Further research points to a protective effect against depression when pregnant women take omega-3 fatty acid supplements. One study gave 3.4 grams per day of omega-3 fatty acids to pregnant women with major depressive disorder, and found reduced depressive symptoms after two months, compared to placebo. The women also had lower scores in an assessment of postnatal depression.
A 2010 review of seven clinical trials found significant results in only three. The reviewers, from Nova Southeastern University in Florida, write that the findings are inconclusive, but further investigation of omega-3 fatty acids is warranted because they did improve depression scores and appeared to be safe during pregnancy.
Larger scale studies need to be carried out. However, the outlook is promising, and suggests that omega-3 fatty acids may be useful for protecting the baby’s health and combating maternal depression during and after pregnancy.
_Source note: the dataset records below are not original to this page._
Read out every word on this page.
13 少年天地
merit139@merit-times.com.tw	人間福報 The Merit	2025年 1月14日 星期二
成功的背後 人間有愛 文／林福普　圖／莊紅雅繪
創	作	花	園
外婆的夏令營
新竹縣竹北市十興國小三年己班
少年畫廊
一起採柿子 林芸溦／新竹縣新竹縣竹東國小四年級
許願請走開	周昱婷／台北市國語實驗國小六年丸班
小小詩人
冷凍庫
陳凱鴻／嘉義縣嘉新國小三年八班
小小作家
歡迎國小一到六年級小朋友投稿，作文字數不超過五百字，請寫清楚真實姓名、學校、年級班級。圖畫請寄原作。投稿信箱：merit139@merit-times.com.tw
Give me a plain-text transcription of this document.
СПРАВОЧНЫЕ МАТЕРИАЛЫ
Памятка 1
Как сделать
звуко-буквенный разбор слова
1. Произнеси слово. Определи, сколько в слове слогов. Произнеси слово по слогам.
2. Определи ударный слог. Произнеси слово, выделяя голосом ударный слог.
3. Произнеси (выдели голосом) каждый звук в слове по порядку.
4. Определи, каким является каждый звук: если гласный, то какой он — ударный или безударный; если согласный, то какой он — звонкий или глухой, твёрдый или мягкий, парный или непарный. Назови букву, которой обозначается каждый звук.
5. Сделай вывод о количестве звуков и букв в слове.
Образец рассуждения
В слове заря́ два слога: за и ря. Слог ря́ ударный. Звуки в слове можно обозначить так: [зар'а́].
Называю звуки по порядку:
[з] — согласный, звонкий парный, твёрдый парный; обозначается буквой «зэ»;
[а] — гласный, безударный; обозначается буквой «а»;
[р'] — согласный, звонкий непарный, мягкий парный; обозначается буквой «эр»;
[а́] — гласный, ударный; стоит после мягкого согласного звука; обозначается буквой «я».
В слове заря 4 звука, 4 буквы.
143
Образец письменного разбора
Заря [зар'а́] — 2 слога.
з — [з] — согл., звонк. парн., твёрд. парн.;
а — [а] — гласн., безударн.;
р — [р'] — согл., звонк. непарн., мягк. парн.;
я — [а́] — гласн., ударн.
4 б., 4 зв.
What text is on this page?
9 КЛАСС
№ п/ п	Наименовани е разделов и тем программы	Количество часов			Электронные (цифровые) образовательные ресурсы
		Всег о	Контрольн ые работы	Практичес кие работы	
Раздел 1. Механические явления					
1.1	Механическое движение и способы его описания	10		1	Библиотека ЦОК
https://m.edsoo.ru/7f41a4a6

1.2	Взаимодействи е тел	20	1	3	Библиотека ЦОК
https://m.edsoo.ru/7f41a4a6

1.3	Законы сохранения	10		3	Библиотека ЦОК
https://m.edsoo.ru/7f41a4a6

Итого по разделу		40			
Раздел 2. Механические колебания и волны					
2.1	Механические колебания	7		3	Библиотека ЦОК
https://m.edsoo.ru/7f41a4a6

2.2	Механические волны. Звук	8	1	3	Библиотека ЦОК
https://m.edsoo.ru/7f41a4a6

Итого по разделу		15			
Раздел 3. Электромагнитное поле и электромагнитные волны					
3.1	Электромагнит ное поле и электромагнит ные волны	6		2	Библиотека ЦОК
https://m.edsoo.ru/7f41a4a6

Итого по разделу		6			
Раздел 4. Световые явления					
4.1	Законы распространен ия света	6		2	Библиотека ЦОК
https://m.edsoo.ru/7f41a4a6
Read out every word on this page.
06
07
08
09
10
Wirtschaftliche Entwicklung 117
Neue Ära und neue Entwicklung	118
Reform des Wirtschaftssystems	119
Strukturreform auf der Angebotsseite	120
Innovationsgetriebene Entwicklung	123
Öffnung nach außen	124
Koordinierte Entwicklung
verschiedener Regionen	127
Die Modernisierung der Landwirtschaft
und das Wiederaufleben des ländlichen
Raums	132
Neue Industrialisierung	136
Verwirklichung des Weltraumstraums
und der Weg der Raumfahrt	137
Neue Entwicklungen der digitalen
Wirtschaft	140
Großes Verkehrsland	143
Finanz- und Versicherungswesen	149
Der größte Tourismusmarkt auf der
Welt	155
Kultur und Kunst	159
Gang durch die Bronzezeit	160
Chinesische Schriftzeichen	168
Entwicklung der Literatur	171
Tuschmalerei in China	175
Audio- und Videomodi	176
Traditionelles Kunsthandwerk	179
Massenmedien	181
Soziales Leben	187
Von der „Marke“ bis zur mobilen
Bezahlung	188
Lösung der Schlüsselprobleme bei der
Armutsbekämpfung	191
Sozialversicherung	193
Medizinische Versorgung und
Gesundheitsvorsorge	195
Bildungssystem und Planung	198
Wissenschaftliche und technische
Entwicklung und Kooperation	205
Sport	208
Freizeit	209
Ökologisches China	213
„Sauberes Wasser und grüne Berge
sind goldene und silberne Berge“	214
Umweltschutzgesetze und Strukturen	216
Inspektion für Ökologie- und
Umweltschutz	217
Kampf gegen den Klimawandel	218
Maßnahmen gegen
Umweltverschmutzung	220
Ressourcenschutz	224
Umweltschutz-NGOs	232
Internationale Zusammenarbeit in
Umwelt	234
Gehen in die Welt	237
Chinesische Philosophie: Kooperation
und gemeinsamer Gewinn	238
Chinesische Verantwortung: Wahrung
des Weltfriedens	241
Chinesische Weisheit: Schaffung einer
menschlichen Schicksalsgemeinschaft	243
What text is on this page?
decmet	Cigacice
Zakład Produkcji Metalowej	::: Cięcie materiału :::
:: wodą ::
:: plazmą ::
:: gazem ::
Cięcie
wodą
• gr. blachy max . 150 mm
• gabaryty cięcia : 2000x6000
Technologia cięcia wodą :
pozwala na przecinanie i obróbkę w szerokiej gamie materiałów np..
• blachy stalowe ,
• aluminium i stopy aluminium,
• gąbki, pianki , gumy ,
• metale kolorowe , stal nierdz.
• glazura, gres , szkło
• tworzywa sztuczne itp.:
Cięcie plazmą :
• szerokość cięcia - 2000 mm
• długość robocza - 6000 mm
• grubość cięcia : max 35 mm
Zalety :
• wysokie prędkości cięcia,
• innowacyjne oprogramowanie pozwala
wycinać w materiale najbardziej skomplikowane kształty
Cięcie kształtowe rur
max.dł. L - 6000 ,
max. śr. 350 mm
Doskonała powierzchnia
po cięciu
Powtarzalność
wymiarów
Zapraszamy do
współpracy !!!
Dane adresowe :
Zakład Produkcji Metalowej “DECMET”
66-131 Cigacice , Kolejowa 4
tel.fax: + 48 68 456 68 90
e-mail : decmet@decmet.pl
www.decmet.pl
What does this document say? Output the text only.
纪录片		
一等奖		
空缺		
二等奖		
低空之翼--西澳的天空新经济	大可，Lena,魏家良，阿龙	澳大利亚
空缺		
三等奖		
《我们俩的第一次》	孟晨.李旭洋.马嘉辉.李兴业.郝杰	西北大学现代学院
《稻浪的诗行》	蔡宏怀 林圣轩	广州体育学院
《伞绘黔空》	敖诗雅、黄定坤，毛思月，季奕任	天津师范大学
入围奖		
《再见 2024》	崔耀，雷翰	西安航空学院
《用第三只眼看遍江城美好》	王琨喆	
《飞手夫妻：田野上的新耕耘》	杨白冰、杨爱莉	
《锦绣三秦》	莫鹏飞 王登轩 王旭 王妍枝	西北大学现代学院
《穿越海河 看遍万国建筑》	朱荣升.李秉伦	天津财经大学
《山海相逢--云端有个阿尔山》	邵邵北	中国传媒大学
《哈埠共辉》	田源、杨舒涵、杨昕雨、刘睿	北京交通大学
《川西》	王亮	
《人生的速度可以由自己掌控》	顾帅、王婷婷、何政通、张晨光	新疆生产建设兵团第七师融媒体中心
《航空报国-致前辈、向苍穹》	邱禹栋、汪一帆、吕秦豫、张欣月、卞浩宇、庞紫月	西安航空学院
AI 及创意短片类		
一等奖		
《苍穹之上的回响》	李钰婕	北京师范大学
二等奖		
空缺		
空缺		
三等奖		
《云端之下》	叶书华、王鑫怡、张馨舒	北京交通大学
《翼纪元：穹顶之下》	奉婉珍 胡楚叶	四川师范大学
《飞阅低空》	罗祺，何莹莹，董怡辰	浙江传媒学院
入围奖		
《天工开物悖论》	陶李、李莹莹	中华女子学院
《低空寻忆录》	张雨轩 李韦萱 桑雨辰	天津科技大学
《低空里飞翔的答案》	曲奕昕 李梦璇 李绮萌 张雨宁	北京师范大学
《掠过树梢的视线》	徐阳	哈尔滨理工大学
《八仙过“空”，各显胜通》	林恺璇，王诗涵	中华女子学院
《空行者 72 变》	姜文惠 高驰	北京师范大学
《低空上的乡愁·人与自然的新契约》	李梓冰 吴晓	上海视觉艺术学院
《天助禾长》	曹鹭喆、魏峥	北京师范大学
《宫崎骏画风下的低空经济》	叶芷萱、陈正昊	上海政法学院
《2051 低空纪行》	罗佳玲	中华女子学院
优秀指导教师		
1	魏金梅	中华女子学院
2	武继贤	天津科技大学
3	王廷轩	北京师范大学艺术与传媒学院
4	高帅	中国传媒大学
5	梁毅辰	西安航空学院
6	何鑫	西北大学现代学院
Oken, E. et al. Maternal fish intake during pregnancy, blood mercury levels, and child cognition at 3 years in a US cohort. The American Journal of Epidemiology, Vol. 167, May 2008, pp.1171-81.
Hibbeln, J. R. et al. Maternal seafood consumption in pregnancy and neurodevelopmental outcomes in childhood (ALSPAC study): an observational cohort study. The Lancet, Vol. 369, February 17, 2007, pp. 578-85.
Rees, A. M. et al. Omega-3 deficiency associated with perinatal depression: Case control study. Psychiatry Research, Vol. 166, April 30, 2009, pp. 254-59.
Su, K. P. et al. Omega-3 Fatty Acids for Major Depressive Disorder During Pregnancy: Results From a Randomized, Double-Blind, Placebo-Controlled Trial. The Journal of Clinical Psychiatry, Vol. 69, April 2008, pp. 633-34.
Hornstra, G. et al, Essential fatty acids in mothers and their neonates. The American Journal of Clinical Nutrition, Vol. 71, May 2000, pp. 1262-69.
Olsen, S. F. and Secher, N. J. Low consumption of seafood in early pregnancy as a risk factor for preterm delivery: prospective cohort study. The British Medical Journal, Vol. 324, February 2002, p. 447.
Muthayya, S. et al. The effect of fish and omega-3 LCPUFA intake on low birth weight in Indian pregnant women. The European Journal of Clinical Nutrition, Vol. 63, March 2009, pp. 340-46.
Borja-Hart, N. L. and Marino, J. Role of omega-3 Fatty acids for prevention or treatment of perinatal depression. Pharmacotherapy, Vol. 30, February 2010, pp. 210-16.